[BojanaL]

Improvements in drug delivery across the BBB

Blood-brain barrier (BBB) is selectively permeable membrane in the central nervous system, designed to protect brain tissue from drugs, infective agents, radioactive ions and other harmful elements. It’s made out of specifically designed microvascular endothelial cells, astrocytic endfeet, basal lamina and pericytes. Tight junctions between the cells are preventing large hydrophilic molecules and bacteria/viruses from entering the extra cerebral fluid, but allowing the small hydrophobic molecules, such as O2, CO2 and hormones to enter by diffusion. Large molecules that are essential for the normal brain functioning, such as glucose, are transported by the protein carriers.

Experiments (at the beginning of the 20th century) with dies injected in the blood or directly into brain tissue proved that some kind of barrier exists between brain and the rest of the body, but it couldn’t be visualized until scanning electron microscope was discovered in 1960s. It was believed that this barrier is undergoing some sort of changes from the birth until the adult age, but after series of tests on rabbits and rats it was confirmed that BBB is operative from the birth.
BBB is important shield against potentially harmful agents (chemical or living ones), but that doesn’t make the brain and neuronal tissue untouchable and universally immune to the diseases. Genetic or acquired diseases of the CNS need to be treated like any other disorder and any solution that could “trick” BBB and allow drug transportation directly to the site where needed is more than valuable. So far, drugs were transported either through the barrier using the glucose or amino acid carriers, or by intracerebral implantation. Attempts to loosen up the barrier were made also by disrupting the osmotic pressure, by applying vasoactive substances or by using high-intensity focused ultrasound. Huge progress in this field is made by designing nanoparticles as drug carriers and cancer treatment methods improved a lot after this discovery.

Brain cancer statistics and survival rates are not bright. When tumor is originating directly in the brain, it’s called primary brain tumor. This type of tumor is more often with children then with adults. It accounts for 25% of all tumors in children, while only 2-3% of all cancers in adult age are result of primary brain tumor. More often is secondary brain tumor, resulting from metastasis, and it’s happening very often: 1 out of 4 cases of any kind of cancer in adult age will result in secondary brain tumor. Despite aggressive treatments and improvements in the cancer therapy, survival rate is dropping with patient age and with disease progression.

Whenever possible, cancer will be surgically removed and chemotherapy will be included in the postoperative course to destroy remaining cancer cells and prevent tumor recurrence.
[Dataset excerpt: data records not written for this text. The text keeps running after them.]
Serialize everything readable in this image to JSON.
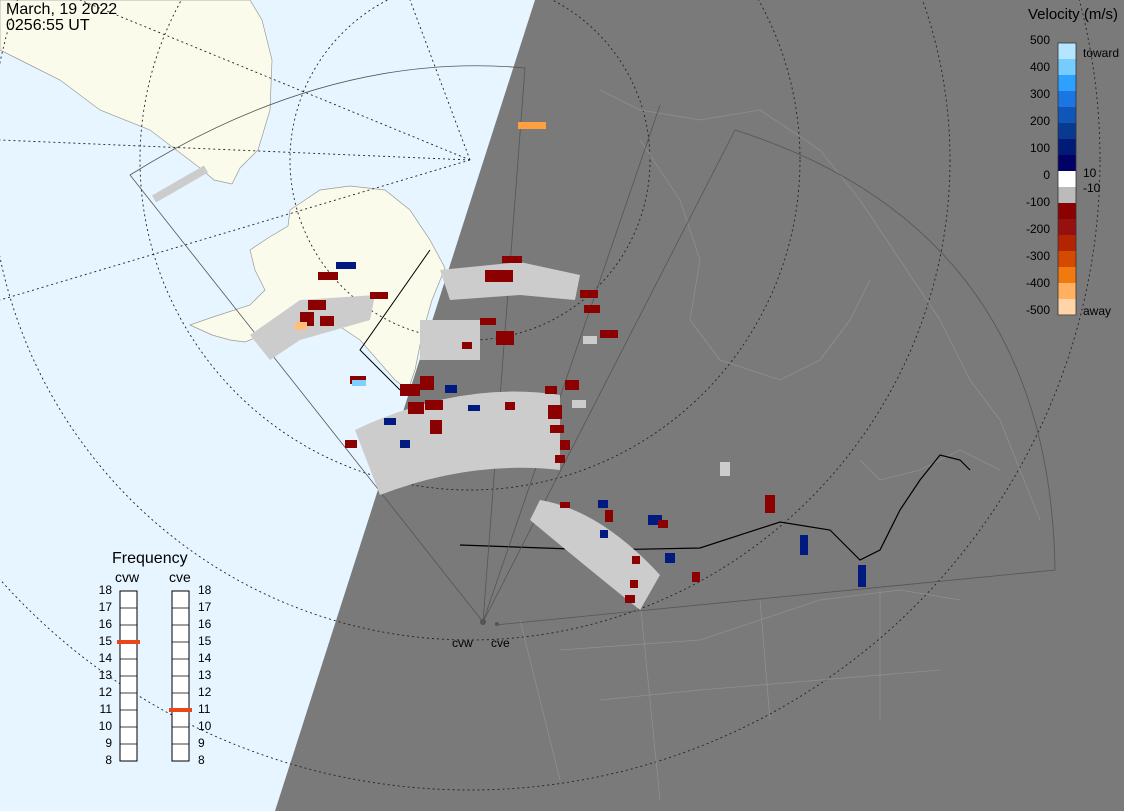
{
  "header": {
    "date": "March, 19 2022",
    "time": "0256:55 UT"
  },
  "legend": {
    "title": "Velocity (m/s)",
    "ticks": [
      "500",
      "400",
      "300",
      "200",
      "100",
      "0",
      "-100",
      "-200",
      "-300",
      "-400",
      "-500"
    ],
    "toward_label": "toward",
    "away_label": "away",
    "pos_threshold": "10",
    "neg_threshold": "-10",
    "colors": [
      "#b5e6ff",
      "#77ccff",
      "#2ea0ff",
      "#1a76e0",
      "#1055b8",
      "#073a90",
      "#001a78",
      "#000066",
      "#ffffff",
      "#bbbbbb",
      "#8b0000",
      "#961010",
      "#b22500",
      "#d44a00",
      "#f07a10",
      "#ffb060",
      "#ffd4a8"
    ]
  },
  "radars": [
    "cvw",
    "cve"
  ],
  "frequency": {
    "title": "Frequency",
    "labels": [
      "18",
      "17",
      "16",
      "15",
      "14",
      "13",
      "12",
      "11",
      "10",
      "9",
      "8"
    ],
    "cvw_value": 15,
    "cve_value": 11,
    "marker_color": "#e8471a"
  },
  "colors": {
    "ocean": "#e6f5ff",
    "land_day": "#fbfbeb",
    "night": "#7a7a7a",
    "ground_scatter": "#cccccc",
    "away_dark": "#8b0000",
    "toward_dark": "#001a80"
  }
}
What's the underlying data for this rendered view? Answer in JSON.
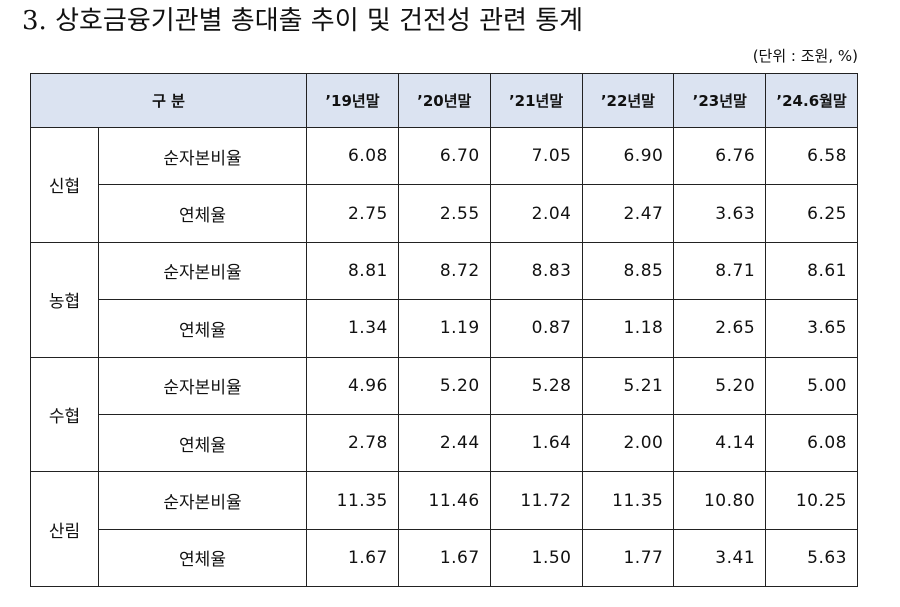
{
  "title": "3. 상호금융기관별 총대출 추이 및 건전성 관련 통계",
  "unit": "(단위 : 조원, %)",
  "table": {
    "header": [
      "구 분",
      "’19년말",
      "’20년말",
      "’21년말",
      "’22년말",
      "’23년말",
      "’24.6월말"
    ],
    "groups": [
      {
        "name": "신협",
        "rows": [
          {
            "label": "순자본비율",
            "values": [
              "6.08",
              "6.70",
              "7.05",
              "6.90",
              "6.76",
              "6.58"
            ]
          },
          {
            "label": "연체율",
            "values": [
              "2.75",
              "2.55",
              "2.04",
              "2.47",
              "3.63",
              "6.25"
            ]
          }
        ]
      },
      {
        "name": "농협",
        "rows": [
          {
            "label": "순자본비율",
            "values": [
              "8.81",
              "8.72",
              "8.83",
              "8.85",
              "8.71",
              "8.61"
            ]
          },
          {
            "label": "연체율",
            "values": [
              "1.34",
              "1.19",
              "0.87",
              "1.18",
              "2.65",
              "3.65"
            ]
          }
        ]
      },
      {
        "name": "수협",
        "rows": [
          {
            "label": "순자본비율",
            "values": [
              "4.96",
              "5.20",
              "5.28",
              "5.21",
              "5.20",
              "5.00"
            ]
          },
          {
            "label": "연체율",
            "values": [
              "2.78",
              "2.44",
              "1.64",
              "2.00",
              "4.14",
              "6.08"
            ]
          }
        ]
      },
      {
        "name": "산림",
        "rows": [
          {
            "label": "순자본비율",
            "values": [
              "11.35",
              "11.46",
              "11.72",
              "11.35",
              "10.80",
              "10.25"
            ]
          },
          {
            "label": "연체율",
            "values": [
              "1.67",
              "1.67",
              "1.50",
              "1.77",
              "3.41",
              "5.63"
            ]
          }
        ]
      }
    ]
  }
}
Chemotherapy needs to be delivered at the surgical site, but so far that goal was hard to accomplish for two reasons: to ensure effective penetration through the BBB drug needs to be administered at the highest dose possible and that dose usually adversely affect the rest of the patient’s organism. Using nanoparticles that are releasing drug gradually in time, dosing problem was eliminated. Initially designed nanoparticles didn’t move through the neural tissue after the application. Deeper parts of the tissue were usually “drug free” since nanoparticles remained attached to the cells at the application site. Latest improvements in the brain targeted drug delivery managed to overcome this problem. Using the nanoparticles coated in polyethyleneglycol (PEG), more sophisticated drug delivery technique is achieved, enabling not just to lower the drug dose, but to deliver it to the targeted spot in the brain. Labeling the coats with glowing tags proved that nanoparticles coated in dense layer of PEG can move deep in the tissue. It’s shown that density of the PEG layer is responsible for nanoparticle penetration potential; one with less dense PEG coats will pass shorter distance than one with more dense coats. What makes these nanoparticles more successful in brain targeted drug delivery is reduced interaction with surrounding cells, “slippery” effect of the PEG while penetrating tissue barriers and lack of immune response.

Experiments with rat brain tissue using chemotherapeutic drug Paclitaxel already showed that biodegradable nanopaticles coated in PEG can easily reach deeper parts of the brain. Further investigation will be focused on particle optimization and on the targeted drug delivery for the diseases like multiple sclerosis, stroke, Alzheimer’s disease as well as other brain related disorders.